The mean birth weight of babies born to hypertensive mothers is lower than normal [9] . The mean birth weight of babies born to chronically hypertensive mothers is also lower than pregnancy-induced hypertensive mothers (with a difference of 184 g) [12] . In our study 17.3% of the babies born to hypertensive mothers had birth weights less than 2500 g, which is greater than the normal population. Out of this 17.3%, 5.5% weighed less than 1500 g. The study conducted by Moodley in South Africa (1999) divided the 322 nulliparous that consisted of 161 hypertensive cases and 161 controls into two groups: a) those with proteinuria, and b) those without proteinuria. The mean birth weight in the control group was 3.02 kg. It was 2.4 kg and 2.8 kg in groups “a” and “b” respectively. There were 9 cases of perinatal death, all of which were observed in the hypertensive group [16] .

Preeclampsia superimposed on chronic hypertension usually occurs between weeks 26 - 34, and doubles the risk of preterm delivery and IUGR [13] . A study conducted by Fernandes on the Italian Hospital in Buenos Aires showed that SGA (small for gestational age) babies were born 7.08 times more to mothers with PIH, than in the control group [17] . The frequency of IUGR was 9.8% in our study, and 6.6% in Moodley and others’ studies. The higher rate of IUGR in our study is probably a consequence of economic conditions and poor nutrition during pregnancy. The greatest rate of IUGR was observed in the 21 - 30 years old group (62%).

Elevation of BP in the mother increases the risk of perinatal mortality and morbidity. There were 9 (5.6%) such cases (IUFD and neonatal death) among the 161 hypertensive nulliparous observed in Moodley’s study [16] . Jain’s study reported 4.8% perinatal mortality and morbidity in PIH mothers, as opposed to 2.9% in chronically hypertensive mothers [12] . We estimated IUFD at 5.5% and neonatal death at 6.1%. We had 9 cases of IUFD and/or neonatal deaths, all of which took place in hypertensive mothers who had proteinuria. Yadav also reported higher IUFD rates in hypertensive mothers, where it was 4.8%, as opposed to 0.25% in the control group. Perinatal deaths were observed in 14.8% of hypertensive mothers, as opposed to 1% in the control group, hence necessitating special neonatal care in the hypertensive group [21] . Hadavi et al. studied the causes of death in a two-year study and found PIH to be one of the most common causes of perinatal mortality and morbidity at a rate of 8.9% [23] . Elsewhere Babaee et al. examined 445 mothers and neonates and looked for the causes of mortality and morbidity in premature babies, and found that 21% of LBW babies had been born to mothers with PIH [24] .
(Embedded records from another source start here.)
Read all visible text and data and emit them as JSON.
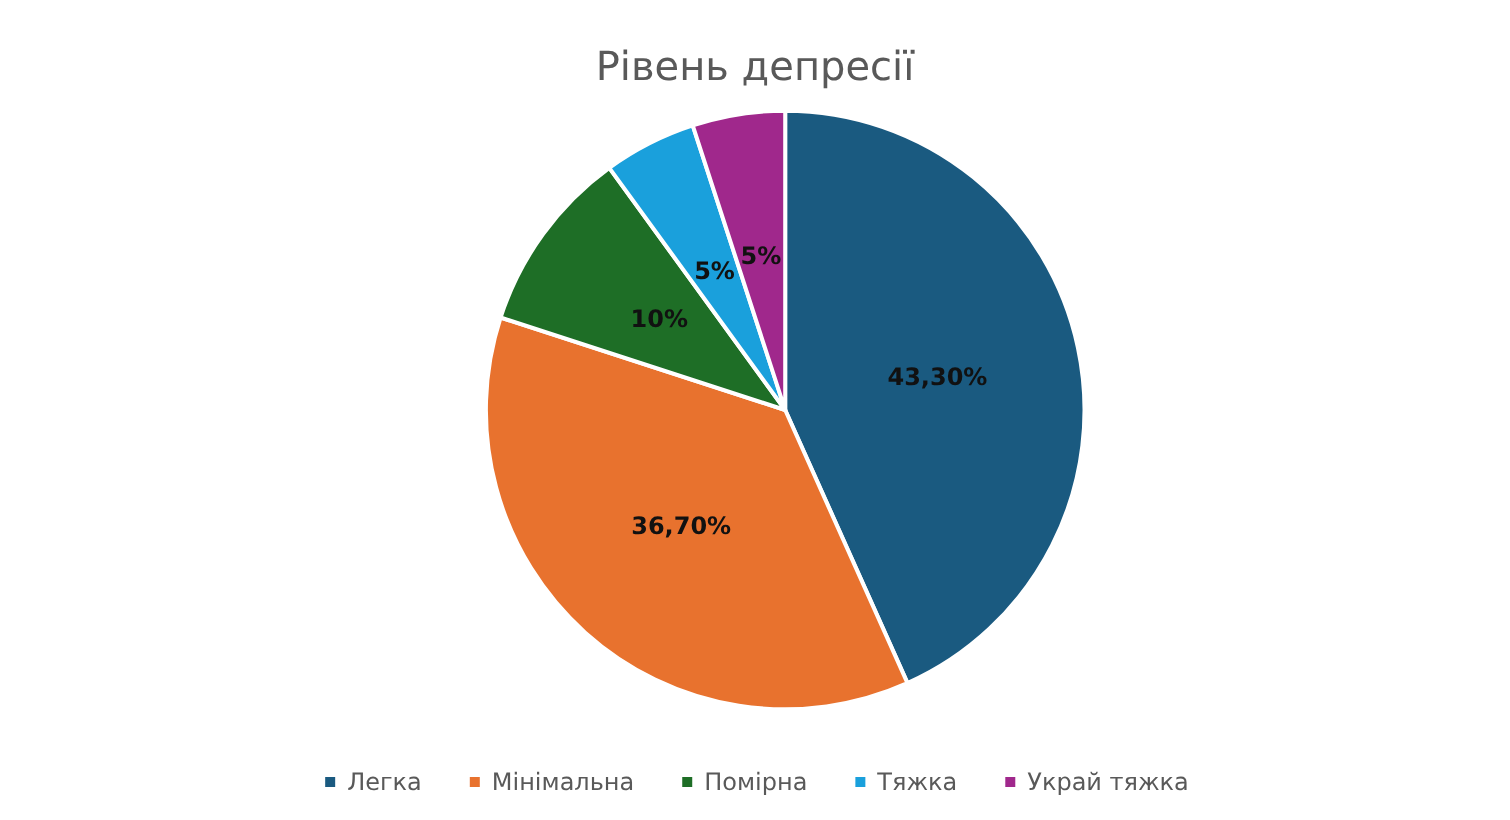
{
  "chart_data": {
    "type": "pie",
    "title": "Рівень депресії",
    "categories": [
      "Легка",
      "Мінімальна",
      "Помірна",
      "Тяжка",
      "Украй тяжка"
    ],
    "values": [
      43.3,
      36.7,
      10,
      5,
      5
    ],
    "colors": [
      "#1a5a80",
      "#e8722e",
      "#1e6e26",
      "#1aa0dc",
      "#a0288c"
    ],
    "value_labels": [
      "43,30%",
      "36,70%",
      "10%",
      "5%",
      "5%"
    ],
    "legend": "bottom"
  }
}
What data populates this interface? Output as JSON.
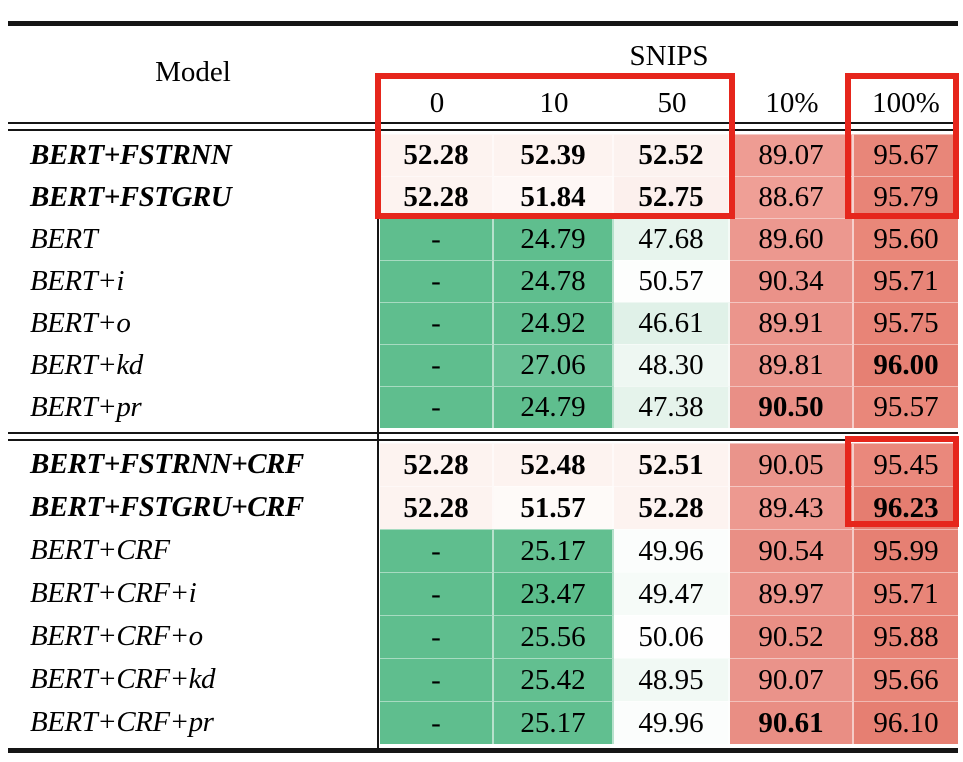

The most important limitation of this study was the availability of information in the hospital files, which did not allow for their further examination.

5. Conclusion

Pregnancy-induced hypertension is associated with multiple complications in the mother and baby, and particularly preterm delivery. Complications such as HELLP syndrome can sometimes prove fatal to mother and fetus. Therefore, the timely diagnosis of PIH and provision of specialized antenatal maternal care could reduce the impacts of such complications.


*Corresponding author.

Conflicts of Interest

The authors declare no conflicts of interest.